President Donald Trump did not know about plans to arrest a top executive at Chinese telecoms giant Huawei in Canada, two US officials said on Thursday, in an apparent attempt to stop the incident from impeding crucial trade talks with Beijing.
Huawei Technologies Co’s chief financial officer, Meng Wanzhou, the 46-year-old daughter of the company’s founder, was detained in Canada on December 1, the same day Trump and Chinese President Xi Jinping dined together at the G20 summit in Buenos Aires.
A White House official told Reuters Trump did not know about a US request for her extradition from Canada before he met Xi and agreed to a 90-day truce in the brewing trade war.
Meng’s arrest during a stopover in Vancouver, announced by the Canadian authorities on Wednesday, pummelled stock markets already nervous about tensions between the world’s two largest economies on fears the move could derail the planned trade talks.
The arrest was made at Washington’s request as part of a US investigation of an alleged scheme to use the global banking system to evade US sanctions against Iran, according to people familiar with the probe.
Another US official told Reuters that while it was a Justice Department matter and not orchestrated in advance by the White House, the case could send a message that Washington is serious about what it sees as Beijing’s violations of international trade norms.
The official, speaking on condition of anonymity, acknowledged that the arrest could complicate efforts to reach a broader US-China trade deal but would not necessarily damage the process.
Meng’s detention also raised concerns about potential retaliation from Beijing in Canada, where Prime Minister Justin Trudeau sought to distance himself from the arrest.
“The appropriate authorities took the decisions in this case without any political involvement or interference … we were advised by them with a few days’ notice that this was in the works,” Trudeau told reporters in Montreal in televised remarks.
The United States has been looking since at least 2016 into whether Huawei violated US sanctions against Iran, Reuters reported in April. More recently, the probe has included the company’s use of HSBC Holdings to make illegal transactions involving Iran, people familiar with the investigation said.
In 2012, HSBC paid $1.92 billion and entered a deferred prosecution agreement with the US attorney’s office in Brooklyn for violating US sanctions and money-laundering laws.
An HSBC spokesperson declined to comment on Thursday. HSBC is not under investigation, according to a person familiar with the matter.
After news of the arrest, Huawei said it has been provided little information of the charges against Meng, adding that it was “not aware of any wrongdoing by Ms. Meng.”
Huawei is under intense scrutiny from Washington and other governments over its ties to the Chinese government, driven by concerns it could be used for spying. It has been locked out of U.S. and some other markets for telecom gear, but has repeatedly insisted Beijing has no influence over it.

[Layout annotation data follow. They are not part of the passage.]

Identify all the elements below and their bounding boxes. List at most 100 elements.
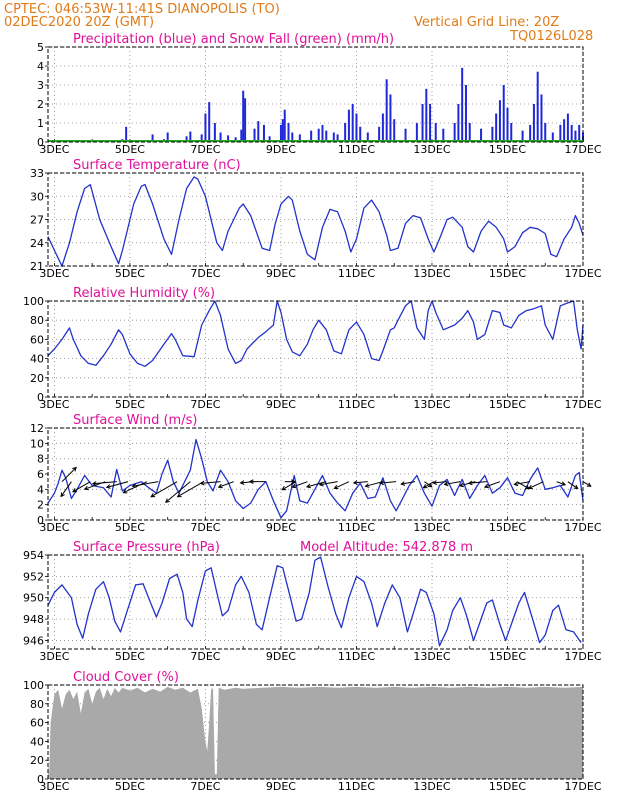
precip-bar — [242, 90, 245, 142]
cloud-x-tick-label: 11DEC — [338, 780, 375, 793]
humidity-series-line — [47, 300, 584, 367]
wind-arrow-shaft — [423, 481, 435, 489]
wind-arrow-shaft — [132, 481, 159, 487]
humidity-y-tick-label: 80 — [30, 314, 44, 327]
wind-arrow-head — [72, 466, 77, 472]
wind-arrow-shaft — [567, 481, 579, 489]
wind-arrow-shaft — [165, 481, 191, 503]
wind-arrow-head — [72, 487, 77, 493]
wind-arrow-shaft — [468, 481, 487, 484]
wind-arrow-head — [60, 492, 65, 498]
pressure-y-tick-label: 954 — [23, 549, 44, 562]
wind-arrow-head — [527, 484, 533, 490]
cloud-y-tick-label: 0 — [37, 773, 44, 786]
cloud-y-tick-label: 100 — [23, 679, 44, 692]
temperature-x-tick-label: 15DEC — [489, 267, 526, 280]
wind-arrow-shaft — [319, 481, 338, 486]
wind-arrow-head — [458, 482, 464, 488]
wind-arrow-shaft — [92, 481, 117, 485]
wind-y-tick-label: 10 — [30, 437, 44, 450]
cloud-x-tick-label: 17DEC — [564, 780, 601, 793]
precip-bar — [125, 126, 128, 142]
precip-y-tick-label: 3 — [37, 79, 44, 92]
precip-x-tick-label: 13DEC — [413, 143, 450, 156]
temperature-x-tick-label: 13DEC — [413, 267, 450, 280]
precip-bar — [415, 123, 418, 142]
humidity-frame — [47, 300, 584, 398]
precip-bar — [336, 134, 339, 142]
wind-arrow-head — [318, 481, 324, 487]
precip-x-tick-label: 9DEC — [266, 143, 296, 156]
wind-x-tick-label: 5DEC — [115, 521, 145, 534]
wind-x-tick-label: 15DEC — [489, 521, 526, 534]
pressure-annotation: Model Altitude: 542.878 m — [300, 540, 473, 555]
precip-bar — [536, 71, 539, 142]
wind-arrow-head — [400, 481, 406, 486]
wind-arrow-head — [165, 498, 170, 503]
precip-bar — [495, 113, 498, 142]
precip-bar — [359, 126, 362, 142]
wind-arrow-shaft — [60, 481, 72, 497]
humidity-y-tick-label: 0 — [37, 391, 44, 404]
wind-arrow-head — [281, 485, 287, 491]
wind-arrow-shaft — [353, 481, 368, 484]
precip-bar — [200, 134, 203, 142]
temperature-y-tick-label: 30 — [30, 190, 44, 203]
wind-arrow-head — [91, 481, 97, 486]
precip-bar — [385, 79, 388, 142]
pressure-frame — [47, 554, 584, 650]
precip-bar — [279, 124, 282, 142]
wind-y-tick-label: 8 — [37, 453, 44, 466]
humidity-x-tick-label: 13DEC — [413, 398, 450, 411]
precip-bar — [464, 85, 467, 142]
wind-arrow-shaft — [459, 481, 476, 487]
humidity-x-tick-label: 3DEC — [39, 398, 69, 411]
precip-bar — [227, 135, 230, 142]
precip-y-tick-label: 4 — [37, 60, 44, 73]
wind-arrow-head — [131, 483, 137, 488]
header-run-time: 02DEC2020 20Z (GMT) — [4, 15, 154, 30]
precip-bar — [421, 104, 424, 142]
precip-y-tick-label: 1 — [37, 117, 44, 130]
precip-bar — [321, 124, 324, 142]
wind-arrow-head — [122, 489, 128, 494]
wind-y-tick-label: 2 — [37, 499, 44, 512]
precip-bar — [461, 67, 464, 142]
wind-arrow-head — [467, 480, 473, 486]
wind-x-tick-label: 3DEC — [39, 521, 69, 534]
precip-x-tick-label: 3DEC — [39, 143, 69, 156]
wind-x-tick-label: 13DEC — [413, 521, 450, 534]
wind-arrow-shaft — [424, 481, 433, 488]
precip-y-tick-label: 0 — [37, 136, 44, 149]
precip-bar — [540, 94, 543, 142]
wind-arrow-head — [573, 484, 579, 490]
wind-x-tick-label: 7DEC — [190, 521, 220, 534]
pressure-y-tick-label: 948 — [23, 613, 44, 626]
wind-arrow-shaft — [177, 481, 204, 498]
wind-arrow-head — [443, 481, 449, 487]
humidity-x-tick-label: 9DEC — [266, 398, 296, 411]
temperature-y-tick-label: 21 — [30, 260, 44, 273]
precip-bar — [529, 124, 532, 142]
precip-y-tick-label: 2 — [37, 98, 44, 111]
precip-bar — [404, 128, 407, 142]
humidity-x-tick-label: 11DEC — [338, 398, 375, 411]
cloud-x-tick-label: 7DEC — [190, 780, 220, 793]
cloud-cover-area — [48, 686, 583, 779]
pressure-x-tick-label: 5DEC — [115, 650, 145, 663]
temperature-x-tick-label: 5DEC — [115, 267, 145, 280]
wind-arrow-head — [105, 484, 111, 489]
humidity-x-tick-label: 17DEC — [564, 398, 601, 411]
pressure-y-tick-label: 952 — [23, 570, 44, 583]
precip-bar — [506, 107, 509, 142]
precip-bar — [317, 128, 320, 142]
humidity-title: Relative Humidity (%) — [73, 286, 215, 301]
wind-arrow-head — [560, 481, 567, 486]
temperature-x-tick-label: 3DEC — [39, 267, 69, 280]
precip-bar — [347, 109, 350, 142]
temperature-y-tick-label: 33 — [30, 167, 44, 180]
pressure-y-tick-label: 946 — [23, 634, 44, 647]
wind-arrow-shaft — [401, 481, 416, 485]
pressure-x-tick-label: 13DEC — [413, 650, 450, 663]
pressure-x-tick-label: 3DEC — [39, 650, 69, 663]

The Yomiuri newspaper, which first reported the news, said the Japanese government was expected to revise its internal rules on procurement as early as Monday to prevent intelligence leaks and cyber attacks.
ZTE pleaded guilty in 2017 to violating US laws that restrict the sale of American-made technology to Iran in efforts to curb Tehran’s missile and nuclear programs.
Before the arrest on Wednesday, Britain’s BT Group said it was removing Huawei’s equipment from the core of its existing 3G and 4G mobile operations and would not use the Chinese company in central parts of the next network.
Republican Senators Ted Cruz, Marco Rubio and Ben Sasse welcomed news of the arrest and said the world’s biggest telecoms equipment maker posed a security threat.
Cruz tweeted: “Huawei is a Communist Party spy agency thinly veiled as a telecom company.” Huawei has said it complies with all applicable export control and sanctions laws and other regulations.